2020-03-20 16:22:38 | 映画観賞・感想

 映画を観終えての私の正直な感想は「何、これ?」という思いだった。私にはまったく映画の良さが伝わってこなかった。ただ「戦おう、ここが俺たちの世界だ」という主人公の一言が引っ掛かったのだが…。

          

 まるで私のブログは「映画観賞・感想」に特化したかのようなブログに変貌してしまった感がある。本日を含めて11日間の内10日が映画関連なのだから…。これも新型コロナウィルスの感染拡大の大波を被っているためである。食傷気味とは思われるがお付き合いいただければ幸いである。

 本日取り上げた映画「桐島、部活やめるってよ」(2012年制作)は2013年の日本アカデミー賞最優秀作品賞を受賞した作品である。原作は当時早稲田大学在学中の朝井リョウのデビュー作で小説すばる新人賞を受賞した作品である。

 映画を観終えて、感性の衰えた私には正直言って「何、これ?」という感想だった。私にはただただ某高校の放課後のあるクラスの生徒の恋話程度にしか映らなかったのだ。ところが映画の最後の方で主人公(と後になって気が付いたのだが)の映画部の前田涼也(神木隆之介)が放った一言「戦おう、ここが俺たちの世界だ。俺たちはこの世界で生きていくしかないのだから」というセリフが引っ掛かったのだ。

    

 映画を振り返ってみると、ある田舎の高校の一クラスの中を映し出すものだったが、その中で、前田涼也はクラスの中で目立たない、暗いおたくたちが集まっているとされる映画部の一員であった。それはある意味でクラスの中では周りからはおいていかれた存在であった。

 一方、題名にもなっている“桐島”はバレーボール部の主将を務め、勉強もそこそこできて女生徒からも人気があり、クラスの中で目立つ存在の女生徒(飯田梨紗)と付き合っている。男子は桐島を中心として、女子は桐島の彼女である飯田梨紗(山本美月)を中心としてクラスの中にヒエラルキー(序列化された階層)のようなものが存在していた。

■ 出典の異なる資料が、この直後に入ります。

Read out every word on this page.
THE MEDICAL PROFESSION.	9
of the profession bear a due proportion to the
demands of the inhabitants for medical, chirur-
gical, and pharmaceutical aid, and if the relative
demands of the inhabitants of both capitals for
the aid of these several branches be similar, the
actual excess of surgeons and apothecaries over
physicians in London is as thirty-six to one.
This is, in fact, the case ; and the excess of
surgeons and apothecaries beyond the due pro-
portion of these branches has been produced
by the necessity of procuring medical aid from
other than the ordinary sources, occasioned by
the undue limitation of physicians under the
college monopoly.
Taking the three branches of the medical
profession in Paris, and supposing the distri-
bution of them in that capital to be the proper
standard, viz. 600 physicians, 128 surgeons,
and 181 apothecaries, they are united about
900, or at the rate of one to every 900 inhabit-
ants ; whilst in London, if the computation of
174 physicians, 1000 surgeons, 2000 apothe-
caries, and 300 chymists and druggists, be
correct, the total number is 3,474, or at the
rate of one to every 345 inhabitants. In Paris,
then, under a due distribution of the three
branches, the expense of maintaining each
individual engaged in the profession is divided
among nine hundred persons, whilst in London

 そう考えると、はるか60年近く前の自分の高校時代にも確かにそのようなものが存在していたように私の中に蘇ってくる。もちろん現在のそれとはかなり異質なものであるに違いないと思うのだが…。

 結局、映画の中に“桐島”は一度も登場しなかったのだが、“桐島”が所属していたバレーホール部を辞めるということが、クラスの中に大きな波紋を呼んだということだ。

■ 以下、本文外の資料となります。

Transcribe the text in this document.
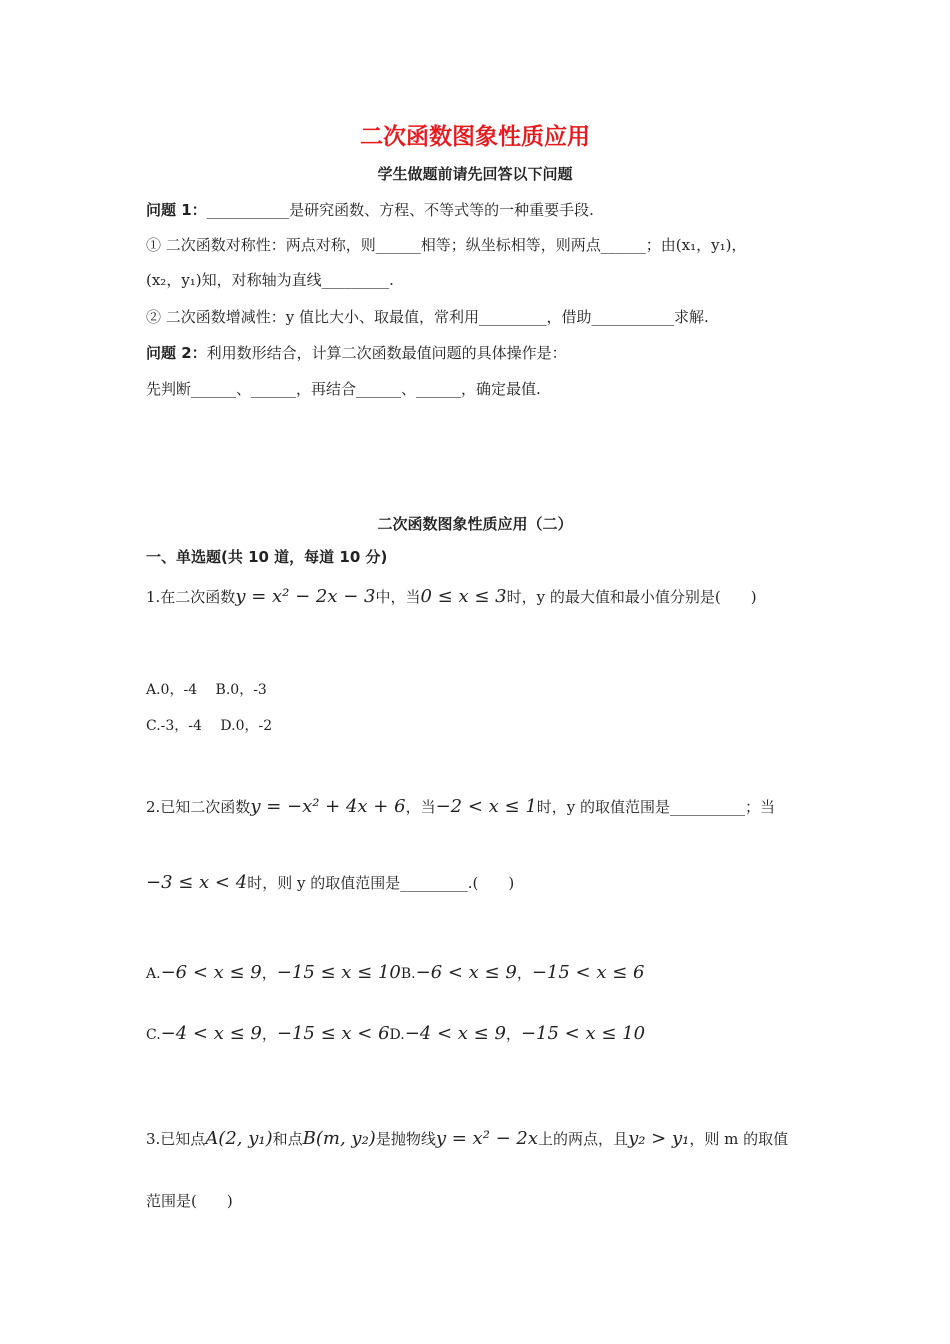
二次函数图象性质应用
学生做题前请先回答以下问题
问题 1：___________是研究函数、方程、不等式等的一种重要手段.
① 二次函数对称性：两点对称，则______相等；纵坐标相等，则两点______；由(x₁，y₁)，
(x₂，y₁)知，对称轴为直线_________.
② 二次函数增减性：y 值比大小、取最值，常利用_________，借助___________求解.
问题 2：利用数形结合，计算二次函数最值问题的具体操作是：
先判断______、______，再结合______、______，确定最值.
二次函数图象性质应用（二）
一、单选题(共 10 道，每道 10 分)
1.在二次函数y = x² − 2x − 3中，当0 ≤ x ≤ 3时，y 的最大值和最小值分别是(　　)
A.0，-4　 B.0，-3
C.-3，-4　 D.0，-2
2.已知二次函数y = −x² + 4x + 6，当−2 < x ≤ 1时，y 的取值范围是__________；当
−3 ≤ x < 4时，则 y 的取值范围是_________.(　　)
A.−6 < x ≤ 9，−15 ≤ x ≤ 10B.−6 < x ≤ 9，−15 < x ≤ 6
C.−4 < x ≤ 9，−15 ≤ x < 6D.−4 < x ≤ 9，−15 < x ≤ 10
3.已知点A(2, y₁)和点B(m, y₂)是抛物线y = x² − 2x上的两点，且y₂ > y₁，则 m 的取值
范围是(　　)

 映画では終盤になって前田たち映画部(前田は監督を務めていた)がゾンビの映画の乱闘シーンを撮影中に、“桐島”の取り巻きの生徒たちが乱入するのだが、ゾンビ役が前田の指示で乱入した生徒たちを大乱闘の末に追い散らすことに成功した。その乱闘の最中に前田が発した言葉が前述のセリフである。

      

 ここに至って私はようやく原作者の朝井リュウのねらいがうっすらと見えてきたような思いになった。つまり、高校のクラスの中には隠然たるヒエラルキーのようなものが存在するが、「目立たぬ生徒、自信をなくした生徒たちよ、怯むことない!堂々と生きていこうではないか」というエールを送ったのではないか、と思うのだが…。違うかなぁ…。

     

 いやいや、映画っていろいろと考えさせてくれますなぁ。そこが映画の魅力のひとつかな?